CLIP highlights an important use case for encoders and decoders: the ability to create a unified representation of fundamentally different types of data. Multimodal models owe much of their success to these architectures.
Efficient Training
Another notable use for encoders and decoders is to create more compact training data. By reducing the dimensionality of the dataset, models can be trained much more efficiently. The text to video model SORA makes use of this approach (Brooks, Peebles, et al.).

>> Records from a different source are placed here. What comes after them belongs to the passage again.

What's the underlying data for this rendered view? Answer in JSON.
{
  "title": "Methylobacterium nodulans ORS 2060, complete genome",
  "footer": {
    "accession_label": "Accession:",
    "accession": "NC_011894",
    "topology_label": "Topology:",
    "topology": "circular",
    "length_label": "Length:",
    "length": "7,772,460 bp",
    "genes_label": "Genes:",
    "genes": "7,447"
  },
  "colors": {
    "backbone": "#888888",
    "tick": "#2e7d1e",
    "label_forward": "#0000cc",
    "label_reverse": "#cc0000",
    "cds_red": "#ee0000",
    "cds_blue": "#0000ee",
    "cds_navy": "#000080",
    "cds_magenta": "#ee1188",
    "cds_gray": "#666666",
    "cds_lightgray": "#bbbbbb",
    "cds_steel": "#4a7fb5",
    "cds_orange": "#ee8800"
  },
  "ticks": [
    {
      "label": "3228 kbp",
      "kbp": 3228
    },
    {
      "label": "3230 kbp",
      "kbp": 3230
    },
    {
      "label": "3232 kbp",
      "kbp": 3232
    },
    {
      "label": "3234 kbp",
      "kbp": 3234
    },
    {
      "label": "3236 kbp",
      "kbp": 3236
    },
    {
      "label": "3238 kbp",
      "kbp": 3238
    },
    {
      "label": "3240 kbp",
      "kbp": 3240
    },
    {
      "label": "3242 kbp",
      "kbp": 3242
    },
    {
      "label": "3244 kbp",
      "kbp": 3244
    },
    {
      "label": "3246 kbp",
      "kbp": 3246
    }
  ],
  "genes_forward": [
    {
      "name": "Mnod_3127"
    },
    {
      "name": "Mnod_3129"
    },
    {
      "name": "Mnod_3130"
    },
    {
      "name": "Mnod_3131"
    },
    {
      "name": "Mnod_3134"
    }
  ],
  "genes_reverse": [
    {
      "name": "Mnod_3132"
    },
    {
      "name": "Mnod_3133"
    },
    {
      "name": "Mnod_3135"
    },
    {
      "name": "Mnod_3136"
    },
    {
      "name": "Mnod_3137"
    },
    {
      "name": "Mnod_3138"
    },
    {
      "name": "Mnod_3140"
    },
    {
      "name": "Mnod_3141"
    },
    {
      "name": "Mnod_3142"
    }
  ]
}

“We train a network that reduces the dimensionality of visual data. This network takes raw video as input and outputs a latent representation that is compressed both temporally and spatially. Sora is trained on and subsequently generates videos within this compressed latent space. We also train a corresponding decoder model that maps generated latents back to pixel space.”
In conclustion, autoencoders, encoders, and decoders are powerful architectures that are applicable to a wide variety of problems and are absolutely essential tools in the world of machine learning today. They’re used as components in LLMs, speech recognition, speech synthesis, text to image, text to video, and many more model types. Their ability to efficiently compress and reconstruct data makes them invaluable. It’s unmistakably useful to have such a flexible tool in your machine learning arsenal.